Adventsverlosung: Seife and more

Seife Verlosung

Im 3. Jahrtausend vor unserer Zeitrechnung finden sich die ersten Hinweise auf die Herstellung von Seife. Die Sumerer, ein Volk, das im südlichen Mesopotamien lebte, benutzten die Seife vermutlich zur Wundheilung, da ihnen die reinigende Wirkung nicht bekannt war.

Germanen und Gallier entdeckten die Seife – damals ein pomadiges Gemisch aus Rinder-, Hirsch- oder Ziegentalg – als dekoratives Kosmetikum für sich.

Erst die Römer entdeckten ihre eigentliche, reinigende Eigenschaft.

Mit der Pest und Cholera im Mittelalter kam die Meinung auf, dass das Baden und Waschen die Poren des Körpers öffne und somit zugänglich mache für Bakterien und Krankheit. Die Ärzte glaubten, dass Wasser und Luft für den Körper schädlich seien, und somit fand man auch für die Seife kaum mehr Verwendung. Trockenreinigung war angesagt.

Glücklicherweise verhalf der französische König Ludwig XIV. der Seife zu neuer Blüte und holte die besten Seifensieder an den Hof von Versailles. Ihm ist auch das noch heute gültige Reinheitsgebot für Seife zu verdanken, das er 1688 erließ. Ja, ein solches gibt es nicht nur für Bier.

Es besagt, dass eine Seife als besonders hochwertig gilt, wenn sie mindestens 72 % reines Öl enthält.

Der handwerkliche Prozess des Seifesiedens, wie er heute in der Naturkosmetik Verwendung findet, zielt darauf ab, durch ein schonendes Siedeverfahren hochwertige Fette, Öle und Wachse mit einer genau abgemessenen Menge Natronlauge eine Seife herzustellen, die eine rückfettende und schonend pflegende Reinigungswirkung hat.
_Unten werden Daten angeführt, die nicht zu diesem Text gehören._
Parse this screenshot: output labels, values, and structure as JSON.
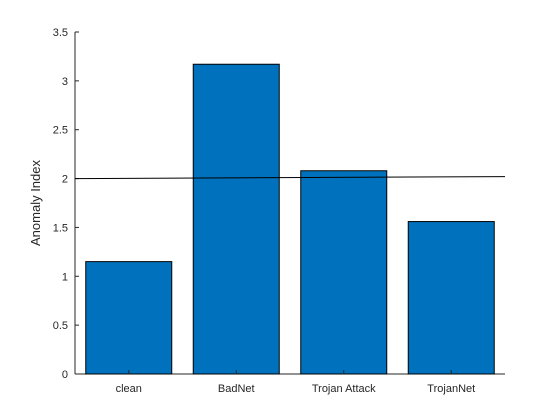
{
  "chart_data": {
    "type": "bar",
    "categories": [
      "clean",
      "BadNet",
      "Trojan Attack",
      "TrojanNet"
    ],
    "values": [
      1.15,
      3.17,
      2.08,
      1.56
    ],
    "title": "",
    "xlabel": "",
    "ylabel": "Anomaly Index",
    "ylim": [
      0,
      3.5
    ],
    "yticks": [
      0,
      0.5,
      1,
      1.5,
      2,
      2.5,
      3,
      3.5
    ],
    "ytick_labels": [
      "0",
      "0.5",
      "1",
      "1.5",
      "2",
      "2.5",
      "3",
      "3.5"
    ],
    "xlim": [
      0.5,
      4.5
    ],
    "threshold_line": {
      "x": [
        0.5,
        4.5
      ],
      "y": [
        2.0,
        2.02
      ]
    },
    "grid": false,
    "legend": "none",
    "bar_color": "#0072BD",
    "bar_edge_color": "#000000",
    "axis_color": "#262626"
  }
}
Der eigentliche Prozess der Verseifung findet nicht beim Sieden an sich statt, sondern in der Reifezeit, das geschieht bei der Lagerung. Die Seife wird „schlafen gelegt“ und reift mehrere Wochen. Bei sehr hochwertigen Seifen dauert dieser Prozess sogar mehrere Monate. In dieser Zeit wird sie trockener, fester. Fette/Öle und Lauge reagieren vollständig miteinander und der PH-Wert pendelt sich ein. Würde man frisch gesiedete Seife sofort verwenden, würde es die Haut sehr stark entfetten, sie würde jucken und wäre gereizt. Außerdem sollte man darauf achten, dass die Seife kein Palmöl enthält.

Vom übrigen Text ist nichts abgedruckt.